United States: Summaries Of Recent Precedential And Informative Appellate Opinions

WilmerHale compiles lists of precedential and informative opinions that raise copyright and trademark law issues. The following is a consolidated list of those opinions with brief summaries designed to showcase the latest developments in intellectual property law.


Recent Precedential Copyright Opinions

Killer Joe Nevada v. Leaverton, et. al., No. 14-3274 (8th Cir., Dec. 4, 2015)   
Benton, J. Affirming the district court's denial of attorney's fees where a copyright owner filed suit against an ISP subscriber suspected of infringing its copyright by downloading a film through a BitTorrent computer program, but failed to investigate whether the individual associated with the IP address provided by the ISP provider infringed the copyright. "Leaverton cites no binding authority that a Copyright Act suit based on the infringer's IP address is frivolous or unreasonable." 

Guzman v. Hacienda Records & Recording Studio, No. 15-40297 (5th Cir., Dec. 14, 2015)
Stewart, CJ. Affirming the district court's "hotly contested" bench trial findings and rulings regarding alleged copyright infringement of a 1974 Tejano song, "Triste." The Fifth Circuit relied on the great deference owed to the trial judge's findings when applying the clearly erroneous standard of review following a bench trial, and rejected plaintiff's "sliding scale" analysis that would have lowered his access burden, noting that while such an analysis finds support in other circuits, "we are not convinced that the circumstances of this case provide an appropriate occasion to adopt the sliding scale analysis as the law of this circuit."  

Recent Precedential Trademark Opinions

Grubbs v. Sheakley Group, Inc., No. 15-3302 (6th Cir., Dec. 7, 2015) 
Clay, J. Reversing the district court's dismissal of plaintiff's Lanham Act claims for failure to state a claim, where defendants used the plaintiff's company name (Tri-Serve) "in a trademark way" to divert plaintiff's customers to their competing business through emails and mailings suggesting that the two competitors were "partnering" and that the plaintiff's offices were "moving" to the defendants' address.1

As an initial matter, the Court found that the defendant-competitor could be held vicariously liable for trademark infringement under the Lanham Act for the acts of its consultant because "the defendant and the infringer had an actual or apparent partnership," as evidenced by the language of the mailings. Applying the standard eight factor test for evaluating likelihood of confusion favored plaintiff, and thus that plaintiff stated a claim for false designation of origin.

With respect to false advertising, the Court held that plaintiff stated a claim after modifying the test for "commercial advertising and promotion" first developed by the Southern District of New York in Gordon & Breach Sco.
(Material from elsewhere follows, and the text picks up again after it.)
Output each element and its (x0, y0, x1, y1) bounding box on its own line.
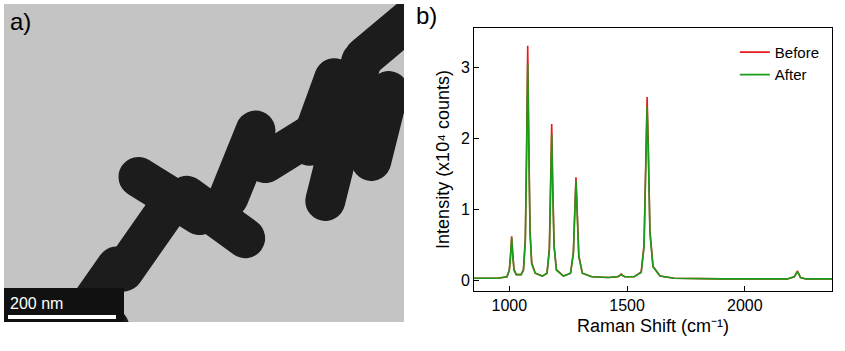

Publishers S.A. v. Am. Inst. Of Physics, 859 F.Supp 1521, 1536 (S.D.N.Y. 1994) and used in other circuits, defining it as: "commercial advertising and promotion" as: (1) commercial speech; (2) for the purpose of influencing customers to buy the defendant's goods or services; (3) that is disseminated either widely enough to the relevant purchasing public to constitute advertising or promotion within that industry or to a substantial portion of the plaintiff's or defendant's existing customer or client base.  

Linen v. Dutta-Roy, No. 13-15309 (11th Cir., Dec. 16, 2015)
Tjoflat, J. Affirming a preliminary injunction requiring the defendant to transfer four domain names he had registered in his own name, rather than in the name of his former employer and mark-owner. In reaching its decision, the Eleventh Circuit held that re-registration falls within the ACPA's purview under the Act's registration hook, following the Third Circuit's reasoning in Schmidheiny v. Weber, 319 F.3d 581 (3rd Cir. 2003) and rejecting the Ninth Circuit's opposite conclusion in GoPets Ltd. v. Hise, 657 F.3d 1024 (9th Cir. 2011). 

Non-Precedential Copyright Opinion of Note

D'Agostino v. Appliances Buy Phone, Inc., No. 15-1171 (3rd Cir., Dec. 7, 2015)
Affirming the district court's order that the plaintiff's cybersquatting claim was time barred under principles of res judicata but vacating the district court's dismissal of the copyright claim because "it cannot be said at this stage of the pleadings that the claim is barred" under the entire controversy doctrine due to the disputed facts as to when the copyright claim accrued. 


1 The Sixth Circuit upheld the district court's dismissal of RICO claims, and remanded for further proceedings with respect to Plaintiff's state law claims.